6. Painful Bowel Movements

This is a rarer one, but still serious — if you're experiencing pain while pooping during your period, the Mayo Clinic says it can be a sign of endometriosis. Endometriosis can cause uterine lining to grow on the rectum, appendix, or small bowels. If this happens, it can lead to pain while moving your bowels, and can also cause constipation or frequent diarrhea.

This form of endometriosis is often mistaken for Irritable Bowel Syndrome, or occurs alongside IBS, which can make getting a correct diagnosis confusing or complicated. That's why it's so important to talk to your doctor — and, if you think you've gotten an incomplete or incorrect diagnosis, to seek out a second opinion.

7. Any Major Changes In Your Symptoms

Our periods are so unique — they're like snowflakes! Painful, bloody snowflakes that ruin your jeans and make you spend one day a month swaddled in blankets, watching 20- year-old episodes of The X-Files! That's why the biggest symptom that something is up with your reproductive health (or your health in general) can be when your period symptoms suddenly change.
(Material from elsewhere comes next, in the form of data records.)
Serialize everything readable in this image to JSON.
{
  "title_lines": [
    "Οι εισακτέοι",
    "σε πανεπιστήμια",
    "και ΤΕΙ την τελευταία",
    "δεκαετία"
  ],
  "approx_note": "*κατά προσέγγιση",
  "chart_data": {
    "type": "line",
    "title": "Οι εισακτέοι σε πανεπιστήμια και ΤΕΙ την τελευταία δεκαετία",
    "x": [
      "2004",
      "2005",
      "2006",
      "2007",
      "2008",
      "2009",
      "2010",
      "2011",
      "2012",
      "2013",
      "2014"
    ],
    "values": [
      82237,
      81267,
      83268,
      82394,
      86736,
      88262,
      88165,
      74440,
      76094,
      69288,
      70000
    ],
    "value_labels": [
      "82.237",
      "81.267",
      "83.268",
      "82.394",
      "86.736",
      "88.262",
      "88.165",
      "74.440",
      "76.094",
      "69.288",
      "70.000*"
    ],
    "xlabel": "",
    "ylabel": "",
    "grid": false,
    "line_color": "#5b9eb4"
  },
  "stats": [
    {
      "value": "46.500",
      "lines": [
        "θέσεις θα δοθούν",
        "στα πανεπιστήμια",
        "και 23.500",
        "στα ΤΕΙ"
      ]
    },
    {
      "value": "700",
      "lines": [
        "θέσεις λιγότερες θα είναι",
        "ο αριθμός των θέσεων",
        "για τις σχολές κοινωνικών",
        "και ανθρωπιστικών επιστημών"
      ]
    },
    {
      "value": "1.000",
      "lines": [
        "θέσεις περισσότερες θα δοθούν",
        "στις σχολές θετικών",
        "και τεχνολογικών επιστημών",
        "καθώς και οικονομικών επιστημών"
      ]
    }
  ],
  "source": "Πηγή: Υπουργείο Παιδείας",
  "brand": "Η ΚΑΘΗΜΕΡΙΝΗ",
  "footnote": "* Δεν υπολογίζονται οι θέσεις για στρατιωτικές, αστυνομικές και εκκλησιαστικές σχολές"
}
If your periods used to be very short but now they're very long, get it checked out. If your periods used to be very heavy, but now they're suddenly light, get it checked out. If you went your whole life without really having cramps, but now they're so bad, you have to spend one day a month in bed — tell your gynecologist. It might just be a totally harmless change related to aging or hormonal levels. But it could also be a sign of a major health issue that you're not dealing with it.

So if anything's unusual, go talk to a doctor. You have nothing to lose (except your future painful, awkward, unpleasant periods).